ABSTRACT

This chapter examines the nexus of cars, sound, and popular music in cultural mediums and as expressions outside those immediately connected to the automotive and popular music industries. Film and television, for example, have long exploited the combination of cars and popular music as cultural markers to narrate identity—often, as will be discussed, by employing anthropomorphic talking cars to advance dystopic visions rooted in human reliance on technology. This chapter also addresses spiritual aspects of the relationship some car owners and drivers develop with their vehicles, as well as the roles that automotive culture and popular music have played in delineating various locations and places.
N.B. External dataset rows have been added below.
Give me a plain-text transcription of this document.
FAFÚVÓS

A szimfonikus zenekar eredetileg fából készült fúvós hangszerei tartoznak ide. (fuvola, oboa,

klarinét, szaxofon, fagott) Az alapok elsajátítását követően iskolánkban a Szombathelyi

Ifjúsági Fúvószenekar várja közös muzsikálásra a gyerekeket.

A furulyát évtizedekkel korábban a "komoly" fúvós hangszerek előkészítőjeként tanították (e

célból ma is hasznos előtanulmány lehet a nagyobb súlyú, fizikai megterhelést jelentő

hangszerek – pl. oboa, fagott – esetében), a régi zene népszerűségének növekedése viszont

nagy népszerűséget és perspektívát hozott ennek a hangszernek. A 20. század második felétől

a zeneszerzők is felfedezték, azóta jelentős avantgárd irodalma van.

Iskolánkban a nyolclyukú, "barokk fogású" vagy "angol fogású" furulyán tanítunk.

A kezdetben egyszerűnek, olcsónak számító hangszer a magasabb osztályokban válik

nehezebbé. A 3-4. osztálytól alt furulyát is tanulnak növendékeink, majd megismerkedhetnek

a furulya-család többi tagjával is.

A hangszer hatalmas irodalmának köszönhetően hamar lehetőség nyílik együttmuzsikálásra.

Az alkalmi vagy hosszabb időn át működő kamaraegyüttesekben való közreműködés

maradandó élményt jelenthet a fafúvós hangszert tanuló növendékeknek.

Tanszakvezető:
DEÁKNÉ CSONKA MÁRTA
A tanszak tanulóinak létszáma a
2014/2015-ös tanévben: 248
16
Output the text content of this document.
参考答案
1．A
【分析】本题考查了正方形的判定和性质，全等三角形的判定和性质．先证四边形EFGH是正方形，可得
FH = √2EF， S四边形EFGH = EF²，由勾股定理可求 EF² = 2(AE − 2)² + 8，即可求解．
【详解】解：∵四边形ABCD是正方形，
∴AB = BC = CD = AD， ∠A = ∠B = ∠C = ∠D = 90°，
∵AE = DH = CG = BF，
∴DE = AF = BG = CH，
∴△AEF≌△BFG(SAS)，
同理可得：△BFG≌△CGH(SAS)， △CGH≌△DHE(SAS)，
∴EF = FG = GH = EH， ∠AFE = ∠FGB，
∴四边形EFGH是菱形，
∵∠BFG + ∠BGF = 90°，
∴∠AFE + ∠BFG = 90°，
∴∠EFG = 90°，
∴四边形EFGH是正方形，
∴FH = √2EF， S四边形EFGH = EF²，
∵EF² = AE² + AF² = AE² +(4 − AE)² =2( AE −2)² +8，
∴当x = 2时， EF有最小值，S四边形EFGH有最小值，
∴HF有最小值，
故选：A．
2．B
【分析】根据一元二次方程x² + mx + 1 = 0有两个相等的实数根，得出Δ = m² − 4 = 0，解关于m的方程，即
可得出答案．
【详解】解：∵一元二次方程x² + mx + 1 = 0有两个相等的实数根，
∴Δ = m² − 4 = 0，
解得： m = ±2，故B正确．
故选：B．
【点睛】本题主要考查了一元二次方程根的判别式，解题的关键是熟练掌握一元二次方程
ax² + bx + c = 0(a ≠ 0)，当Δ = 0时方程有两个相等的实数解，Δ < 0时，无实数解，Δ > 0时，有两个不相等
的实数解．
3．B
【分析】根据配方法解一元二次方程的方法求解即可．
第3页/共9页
Across America particular roads, for example, have come to be defined by the merging of popular music and automotive culture: e.g., Los Angeles’ “The Strip”; Detroit’s Gratiot Avenue, often considered the birthplace of techno and nicknamed “Electric Avenue”; and the iconic “Route 66”. This chapter argues that roads and streets themselves are spaces that have a complex sonic component that is made up of, among other sounds, footsteps, conversations, and the noise of traffic passing. Finally, the chapter discusses how cars and music have intersected in the world of modern art, usually as various expressions of environmental concern, and how carmakers often sponsor art and musical events to connect to and integrate themselves into the communities in which their factories and headquarters are located.